Are we having a belated Bicentennial celebration on this, the 234th birthday of our nation? I think we are. And I think it’s because we fear, for the only time in my life that I can remember such fear, that we could lose this great country. We could lose it to IOUs we can pay, to a government that rejects the limitations imposed on its powers in 1776, and to the shredding a document that has stood us in good stead for more than two centuries.


This country is a miracle. There were dark days for our Founders, who, as the phrase goes, endured “ill report and loss of fortune” to bring the United States into being. But I have hope. Columnist Michael Barone noted the other day that Americans today are more attuned to the Founders than to the philosophies of our dominant elites. One reason is quite mundane and would undoubtedly be mocked as “selfish” by many. It has to do with not wanting to squander the fruits of virtuous labor.

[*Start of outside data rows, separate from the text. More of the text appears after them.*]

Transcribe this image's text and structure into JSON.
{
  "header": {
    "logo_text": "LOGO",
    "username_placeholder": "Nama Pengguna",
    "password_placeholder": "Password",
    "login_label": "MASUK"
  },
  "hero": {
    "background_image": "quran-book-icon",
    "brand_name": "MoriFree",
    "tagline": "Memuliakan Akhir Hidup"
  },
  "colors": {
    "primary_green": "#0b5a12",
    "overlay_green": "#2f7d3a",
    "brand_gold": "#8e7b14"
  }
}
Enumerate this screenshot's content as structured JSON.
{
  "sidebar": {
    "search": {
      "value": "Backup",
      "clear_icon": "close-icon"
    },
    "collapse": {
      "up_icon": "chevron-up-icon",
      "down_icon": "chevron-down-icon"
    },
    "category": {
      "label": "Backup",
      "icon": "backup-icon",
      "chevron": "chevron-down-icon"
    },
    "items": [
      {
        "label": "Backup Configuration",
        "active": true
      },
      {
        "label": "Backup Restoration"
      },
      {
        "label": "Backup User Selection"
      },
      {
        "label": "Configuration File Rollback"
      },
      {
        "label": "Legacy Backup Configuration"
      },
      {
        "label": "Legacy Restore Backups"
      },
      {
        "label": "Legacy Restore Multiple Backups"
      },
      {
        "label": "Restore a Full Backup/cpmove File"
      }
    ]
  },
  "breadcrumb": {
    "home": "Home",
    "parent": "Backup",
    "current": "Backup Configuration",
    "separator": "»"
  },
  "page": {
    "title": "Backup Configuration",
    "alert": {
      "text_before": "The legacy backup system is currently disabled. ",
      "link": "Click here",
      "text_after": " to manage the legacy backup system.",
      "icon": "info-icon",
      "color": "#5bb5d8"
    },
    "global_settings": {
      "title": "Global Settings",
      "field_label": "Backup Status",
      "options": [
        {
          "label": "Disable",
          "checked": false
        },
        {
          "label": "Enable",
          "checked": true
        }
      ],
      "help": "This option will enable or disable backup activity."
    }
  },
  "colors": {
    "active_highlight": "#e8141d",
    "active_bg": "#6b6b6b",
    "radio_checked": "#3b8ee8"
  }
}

 Here is some of what Michael Barone wrote:


But we still live in an America like the America of the Founders, and unlike the America of the Progressives and the New Dealers, in which a majority of citizens are or have every prospect of becoming property owners. And a nation of property owners is less willing to plunder the property of others in search of some promised gain than a nation where most people don’t and will never own significant property.


So when Susan Roesgen, then of CNN, upbraided a tea party protester in 2009 by reminding him that he was getting a $400 tax rebate thanks to the Democrats’ stimulus package, she was met with utter dismissal. You don’t sell out your property rights for a mere $400.